Статьи из журнала «Эхо планеты» (Быков) - страница 18

И то сказать — лирика её переполнена жалобами на любовную муку, а что такое эта любовная мука в сравнении с войной, голодом, смертельным одиночеством, травлей, кошмарами двадцатого века? Но сравните карнавальное кружение «Поэмы без героя», написанной обо всём этом, с отчаянными ранними стихами. А потом сопоставьте поводы и ужаснитесь этой диспропорции. Или восхититесь, как я.

Молодая Ахматова в минуты любовной тоски ничего не хочет видеть, ничему не верит, ничем не может утешиться, Ахматова зрелая предваряет самую страшную, военную часть Поэмы сардонической ремаркой: «Белая ночь 24 июня 1942 г. Город в развалинах. От Гавани до Смольного видно всё как на ладони. Кое-где догорают застарелые пожары. В Шереметевском саду цветут липы и поёт соловей. Одно окно третьего этажа (перед которым увечный клён) выбито, и за ним зияет чёрная пустота. В стороне Кронштадта ухают тяжёлые орудия. Но в общем тихо».

Слава Богу, сохранились эти строчки в её чтении — отстранённом, холодно-насмешливом. «Вот чем удивили!» — как сказано у неё в другом стихотворении, тоже страшном и тоже ледяном.

Иногда мне кажется, и это объяснение уже основательнее прежнего, мстительного и шовинистического, что женщинам присуще более спокойное, почти родственное отношение к жизни и смерти: они чаще имеют с ними дело. «Напутствовать умерших и впервые приветствовать рождённых — их призванье», как сказал другой замечательный знаток женской природы Мандельштам. Потеря драгоценности или хоть пустякового подарка от любимого — это да, трагедия.
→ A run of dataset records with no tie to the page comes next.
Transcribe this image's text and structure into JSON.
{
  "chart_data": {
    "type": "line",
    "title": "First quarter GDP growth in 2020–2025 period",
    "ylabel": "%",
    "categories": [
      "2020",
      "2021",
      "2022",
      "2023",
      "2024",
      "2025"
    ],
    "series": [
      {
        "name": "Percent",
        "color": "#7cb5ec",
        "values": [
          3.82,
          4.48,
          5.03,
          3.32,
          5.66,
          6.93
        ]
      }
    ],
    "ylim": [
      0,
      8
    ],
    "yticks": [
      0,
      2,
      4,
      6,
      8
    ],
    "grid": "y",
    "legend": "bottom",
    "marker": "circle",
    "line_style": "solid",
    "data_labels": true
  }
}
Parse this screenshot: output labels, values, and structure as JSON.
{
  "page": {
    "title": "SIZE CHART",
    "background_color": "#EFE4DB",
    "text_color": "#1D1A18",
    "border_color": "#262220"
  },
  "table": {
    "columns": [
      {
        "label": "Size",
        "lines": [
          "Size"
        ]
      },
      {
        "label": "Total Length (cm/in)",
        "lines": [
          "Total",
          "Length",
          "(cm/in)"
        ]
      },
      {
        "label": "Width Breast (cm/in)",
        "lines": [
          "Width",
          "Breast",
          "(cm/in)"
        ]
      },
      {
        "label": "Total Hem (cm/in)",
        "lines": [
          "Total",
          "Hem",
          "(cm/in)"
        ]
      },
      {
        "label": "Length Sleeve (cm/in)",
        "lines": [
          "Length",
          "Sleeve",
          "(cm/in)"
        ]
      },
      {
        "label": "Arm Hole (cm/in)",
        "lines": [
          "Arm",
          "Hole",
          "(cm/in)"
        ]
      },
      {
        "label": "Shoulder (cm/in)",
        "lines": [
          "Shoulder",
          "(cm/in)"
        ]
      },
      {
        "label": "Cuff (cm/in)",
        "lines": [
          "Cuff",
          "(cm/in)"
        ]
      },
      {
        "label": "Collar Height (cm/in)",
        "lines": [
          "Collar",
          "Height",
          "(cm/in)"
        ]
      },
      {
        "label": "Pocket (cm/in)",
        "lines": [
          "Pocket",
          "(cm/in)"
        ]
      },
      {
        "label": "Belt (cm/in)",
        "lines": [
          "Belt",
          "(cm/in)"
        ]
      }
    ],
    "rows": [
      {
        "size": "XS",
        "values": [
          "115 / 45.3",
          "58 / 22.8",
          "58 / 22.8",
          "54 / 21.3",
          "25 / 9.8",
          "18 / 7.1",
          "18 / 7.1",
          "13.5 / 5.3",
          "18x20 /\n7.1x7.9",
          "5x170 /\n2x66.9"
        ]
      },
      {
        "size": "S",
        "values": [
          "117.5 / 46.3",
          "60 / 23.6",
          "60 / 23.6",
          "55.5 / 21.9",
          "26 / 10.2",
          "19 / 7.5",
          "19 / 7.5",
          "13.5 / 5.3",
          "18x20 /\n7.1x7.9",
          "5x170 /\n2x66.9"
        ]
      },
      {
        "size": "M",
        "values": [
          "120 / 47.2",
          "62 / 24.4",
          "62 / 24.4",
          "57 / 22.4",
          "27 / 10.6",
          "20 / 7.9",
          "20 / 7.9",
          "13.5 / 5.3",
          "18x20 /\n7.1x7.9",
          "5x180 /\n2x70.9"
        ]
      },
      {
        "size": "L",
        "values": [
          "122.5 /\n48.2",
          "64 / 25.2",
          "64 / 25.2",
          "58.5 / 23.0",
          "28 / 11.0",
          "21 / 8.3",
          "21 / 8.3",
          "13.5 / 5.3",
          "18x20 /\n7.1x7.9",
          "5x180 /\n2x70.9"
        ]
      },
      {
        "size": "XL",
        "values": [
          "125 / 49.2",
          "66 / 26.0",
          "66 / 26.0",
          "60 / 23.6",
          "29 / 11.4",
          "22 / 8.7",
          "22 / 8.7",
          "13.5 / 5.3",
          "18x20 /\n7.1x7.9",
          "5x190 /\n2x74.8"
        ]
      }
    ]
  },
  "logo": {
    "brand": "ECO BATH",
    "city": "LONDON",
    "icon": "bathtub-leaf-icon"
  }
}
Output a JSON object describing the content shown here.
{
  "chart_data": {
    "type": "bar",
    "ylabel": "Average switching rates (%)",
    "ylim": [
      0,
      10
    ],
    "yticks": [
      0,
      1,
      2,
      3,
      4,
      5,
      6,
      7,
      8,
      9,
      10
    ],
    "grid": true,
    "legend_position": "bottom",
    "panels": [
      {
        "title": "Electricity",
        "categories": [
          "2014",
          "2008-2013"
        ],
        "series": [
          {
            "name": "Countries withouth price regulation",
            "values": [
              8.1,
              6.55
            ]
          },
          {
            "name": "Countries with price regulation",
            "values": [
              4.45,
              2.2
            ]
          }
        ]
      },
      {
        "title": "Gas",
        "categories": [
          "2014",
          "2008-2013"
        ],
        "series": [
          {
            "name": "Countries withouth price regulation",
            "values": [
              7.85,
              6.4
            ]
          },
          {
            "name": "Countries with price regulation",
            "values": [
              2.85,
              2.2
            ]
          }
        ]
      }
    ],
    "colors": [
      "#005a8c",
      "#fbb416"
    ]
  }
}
Но смерть — кто она вообще такая? Набоков любил цитировать выдуманного им философа Делаланда: его однажды спросили — чего это он на похоронах не обнажает голову? «Я жду, чтобы смерть сделала это первой». В самом деле, чего с ней церемониться, что снимать перед ней шляпу? Пусть она снимает шляпу перед мужеством тех, кто знает, чем всё это кончится, и всё-таки живёт, любит, что-то делает.

Всё, чему мужчины придают преувеличенное значение, в глазах женщин почти не имеет цены: не зря почти все эти вещи женского рода. Жизнь, смерть, карьера, болезнь, война… Все свои, никакого пафоса. И жизни, и смерти, и карьере, и войне они запросто говорят: подвинься. Вот почему любовь так легко вытесняет любой страх, вот почему мужчина из-за любви забывает даже о жадности: не правда ли, в женском присутствии все наши цели так иллюзорны, а страхи смешны…

«Кажется, что с женщиной не умрёшь, что в ней есть вечная жизнь», — писал обериут Александр Введенский, но это ведь так кажется потому, что сама она с лёгкостью побеждает мысли о смерти и разводит руками любую беду. Они боятся действительно десятистепенных вещей — и многие мемуаристы из числа ветеранов вспоминают, как медсёстры презирали смертельную опасность, но всерьёз и подолгу рыдали из-за предполагаемой измены возлюбленного.